Challenges to face and barriers to overcome
At this point we will refer to two challenges, one of an internal nature and another that transcends the boundaries of the organization:
- Ensure that SR+S permeates all departments and levels of the organizationAs a cross-cutting policy, ensuring that the SR+S perspective permeates all of the organization's activities is still a pending task for the entities that shared their experience.
- To address this challenge, they recognize the need to train a broad base of the management team in CSR and implement cascading training strategies.
- Projecting SR+S beyond the boundaries of the organization. In this sense, managers recognize that there is a fear of opening up to the outside world and perceive interactions with suppliers, customers, and public administration as uncertain and risky.
- Regarding suppliers The difficulty of aligning them with the organization's SR+S approach and objectives is made explicit, and the need to improve transparency levels and develop alliances is recognized.
- Regarding customers and usersThey recognize the fear of sharing and the difficulty of convincing.
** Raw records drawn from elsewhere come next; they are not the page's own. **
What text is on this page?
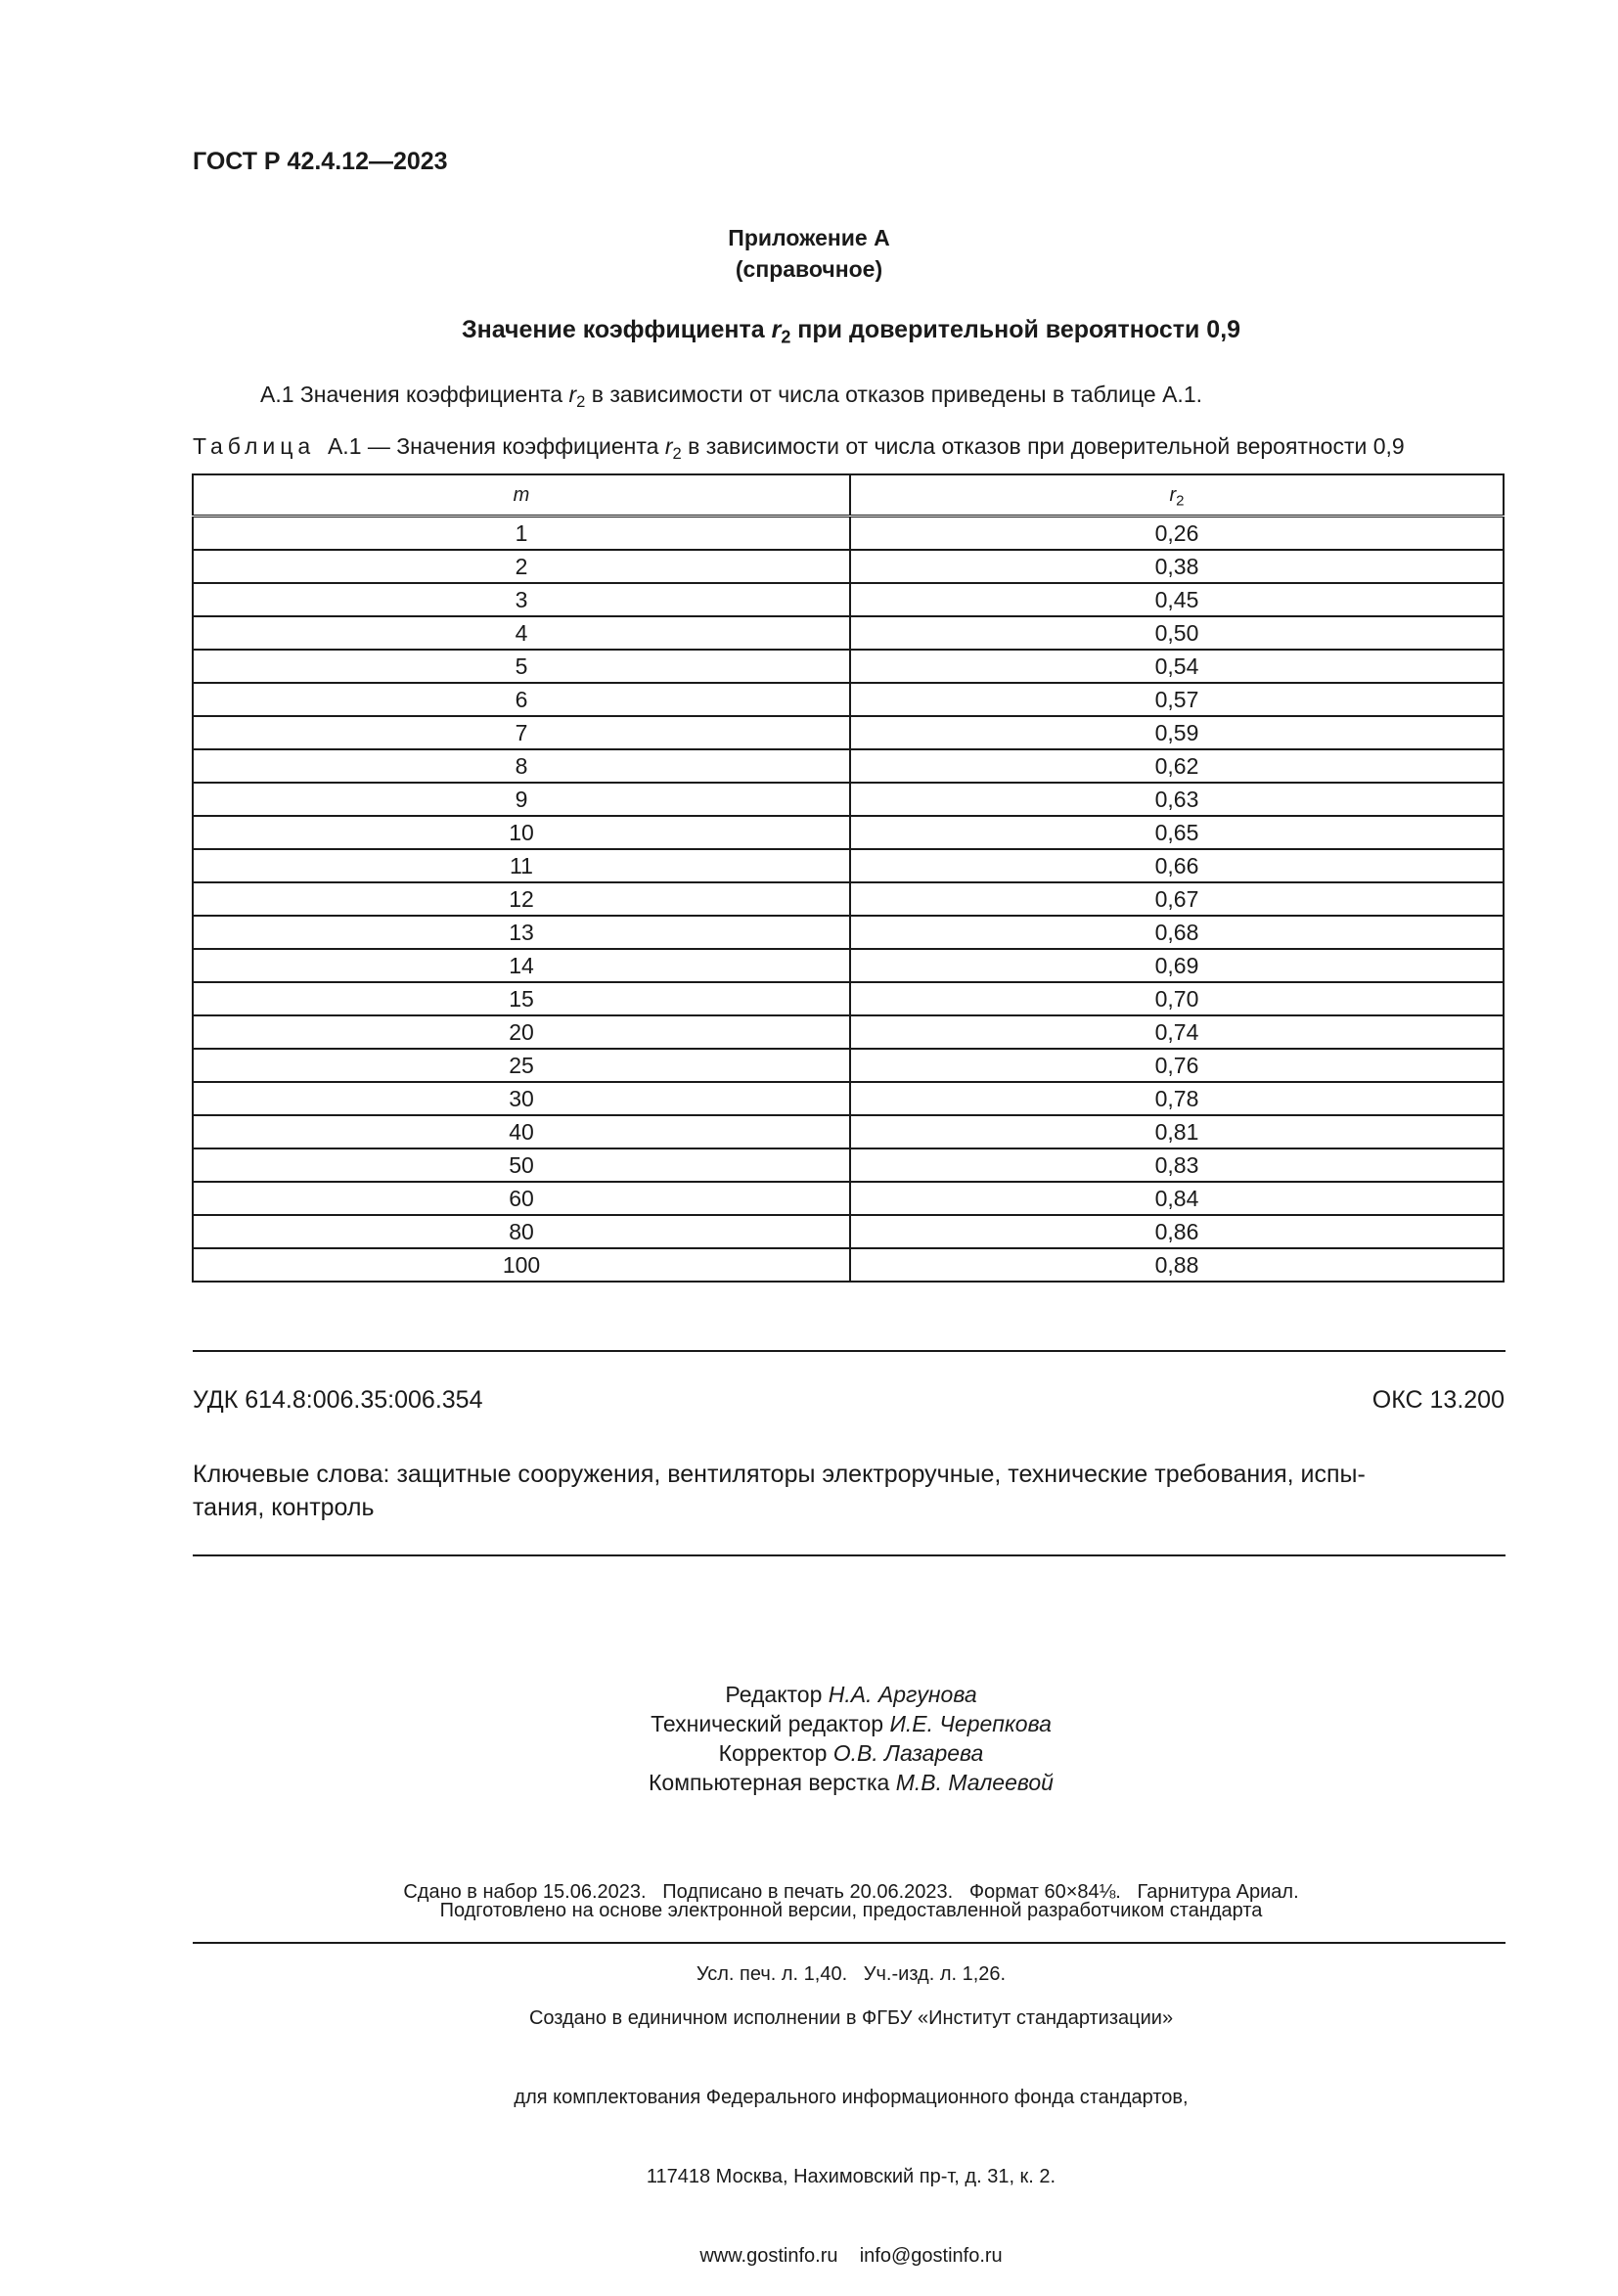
ГОСТ Р 42.4.12—2023
Приложение А
(справочное)
Значение коэффициента $r_2$ при доверительной вероятности 0,9
А.1 Значения коэффициента $r_2$ в зависимости от числа отказов приведены в таблице А.1.
Таблица А.1 — Значения коэффициента $r_2$ в зависимости от числа отказов при доверительной вероятности 0,9
m	$r_2$
1	0,26
2	0,38
3	0,45
4	0,50
5	0,54
6	0,57
7	0,59
8	0,62
9	0,63
10	0,65
11	0,66
12	0,67
13	0,68
14	0,69
15	0,70
20	0,74
25	0,76
30	0,78
40	0,81
50	0,83
60	0,84
80	0,86
100	0,88
УДК 614.8:006.35:006.354	ОКС 13.200
Ключевые слова: защитные сооружения, вентиляторы электроручные, технические требования, испы-
тания, контроль
Редактор Н.А. Аргунова
Технический редактор И.Е. Черепкова
Корректор О.В. Лазарева
Компьютерная верстка М.В. Малеевой

Сдано в набор 15.06.2023.   Подписано в печать 20.06.2023.   Формат 60×84⅛.   Гарнитура Ариал.

Усл. печ. л. 1,40.   Уч.-изд. л. 1,26.

Подготовлено на основе электронной версии, предоставленной разработчиком стандарта

Создано в единичном исполнении в ФГБУ «Институт стандартизации»

для комплектования Федерального информационного фонда стандартов,

117418 Москва, Нахимовский пр-т, д. 31, к. 2.

www.gostinfo.ru    info@gostinfo.ru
It's necessary to show that the organization does what it claims or explain why it hasn't. At the same time, it's necessary to educate the customer so they can visualize the consequences of their decisions and convince them of the benefits of adopting new consumption patterns.
- Of Public Administrations, companies expect stability and simple reference frameworks adapted to the circumstances of the business community that surrounds us, mostly SMEs and micro-enterprises.
In conclusion.
Given that the adoption of SR+S is now an imperative, it's worth looking at the path taken by those who have already reached where we want to be. Learn from their experience, recognize that it requires the sincere commitment and perseverance of senior management. Understand that this is a process that requires timescales that cannot be compressed to compensate for managerial passivity. Recognize the importance of training and interaction with communities that can provide us with perspective, models, best practices, and work tools. Finally, we must overcome the fear of opening up to those stakeholders who are beyond the boundaries of the organization but who play a key role in SR+S management.